Le titre du film nomme son cœur : trouvée échouée, il s’agit d’une boîte en os de baleine, ficelée avec du filet de pêcheur. Objet énigmatique au contenu secret, relique ou rescapé d’un mystérieux naufrage, détentrice de vertus magiques, nul ne sait sinon qu’elle a été offerte à Iain Sinclair, écrivain- cinéaste-psychogéographe, compagnon de marche d’Andrew Kötting dans ses derniers films buissonniers. Un voyage s’entreprend : rapporter, depuis Londres, cette boîte jusqu’à son lieu d’origine, une plage des îles Harris, aux confins de l’Écosse. Non pour en percer le mystère, mais pour en éprouver les puissances. En contrepoint à ce périple s’adjoindra à distance la fille d’Andrew Kötting, Eden, présente déjà dans plusieurs de ses films précédents. Car le film s’engage aussi dans un tout autre voyage.

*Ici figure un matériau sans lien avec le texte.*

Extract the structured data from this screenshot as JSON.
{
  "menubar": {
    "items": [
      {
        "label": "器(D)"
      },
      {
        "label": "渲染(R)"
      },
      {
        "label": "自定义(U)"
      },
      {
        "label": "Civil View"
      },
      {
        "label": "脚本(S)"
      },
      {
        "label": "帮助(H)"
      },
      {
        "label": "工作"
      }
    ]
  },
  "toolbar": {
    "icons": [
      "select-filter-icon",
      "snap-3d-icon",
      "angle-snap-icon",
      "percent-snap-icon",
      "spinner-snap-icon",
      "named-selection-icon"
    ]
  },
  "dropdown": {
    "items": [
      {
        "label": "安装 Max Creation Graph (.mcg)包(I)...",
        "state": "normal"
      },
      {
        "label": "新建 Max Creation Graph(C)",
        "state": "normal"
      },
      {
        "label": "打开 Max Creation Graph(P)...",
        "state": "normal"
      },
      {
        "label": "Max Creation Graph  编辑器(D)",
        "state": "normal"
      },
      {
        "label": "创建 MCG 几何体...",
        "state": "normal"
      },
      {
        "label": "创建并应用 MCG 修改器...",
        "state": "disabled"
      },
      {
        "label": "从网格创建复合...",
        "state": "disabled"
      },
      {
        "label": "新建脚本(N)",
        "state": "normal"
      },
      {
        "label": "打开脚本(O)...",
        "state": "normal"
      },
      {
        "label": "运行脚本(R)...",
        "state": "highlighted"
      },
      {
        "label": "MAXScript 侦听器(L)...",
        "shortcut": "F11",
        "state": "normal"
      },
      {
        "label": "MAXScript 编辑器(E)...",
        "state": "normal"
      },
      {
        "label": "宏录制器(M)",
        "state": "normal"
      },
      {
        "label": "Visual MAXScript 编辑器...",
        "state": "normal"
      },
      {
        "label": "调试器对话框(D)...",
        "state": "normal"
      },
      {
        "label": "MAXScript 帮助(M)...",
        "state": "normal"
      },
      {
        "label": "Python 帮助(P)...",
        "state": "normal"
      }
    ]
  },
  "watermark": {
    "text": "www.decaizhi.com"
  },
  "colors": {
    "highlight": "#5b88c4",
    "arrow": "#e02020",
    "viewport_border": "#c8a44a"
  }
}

Si, comme le signale Iain, l’objet semble « de plus en plus lourd… se transforme en une autre substance », la présence d’Eden, atteinte du syndrome de Joubert, à la conscience lointaine, va façonner le film de son être impénétrable. « Que peux-tu voir ? Où es-tu ? », entend-on, murmures répétés au long du film par le père à l’adresse de la jeune femme. Depuis le plus profond de son sommeil ou parée d’une magnifique couronne de fleur et chaussant une paire de jumelle, elle en sera tout à la fois la muse, la guide et la pythie. L’occasion aussi à travers cette généreuse odyssée de quelques détours, notamment auprès de poètes disparus, Basil Bunting et Sorley MacLean ou au sculpteur Steve Dilworth. Occasion encore que, par touches successives, résonnent d’autres boîtes, d’autres mers, d’autres énigmes, d’autres baleines et d’autres quêtes, de Pandora à Moby Dick. Un film à entendre également comme un cri issu des profondeurs, une offrande et une magnifique ode à Eden, artiste, nous dit Kötting, dont « l’œuvre est enracinée dans un ailleurs. » (N.F.)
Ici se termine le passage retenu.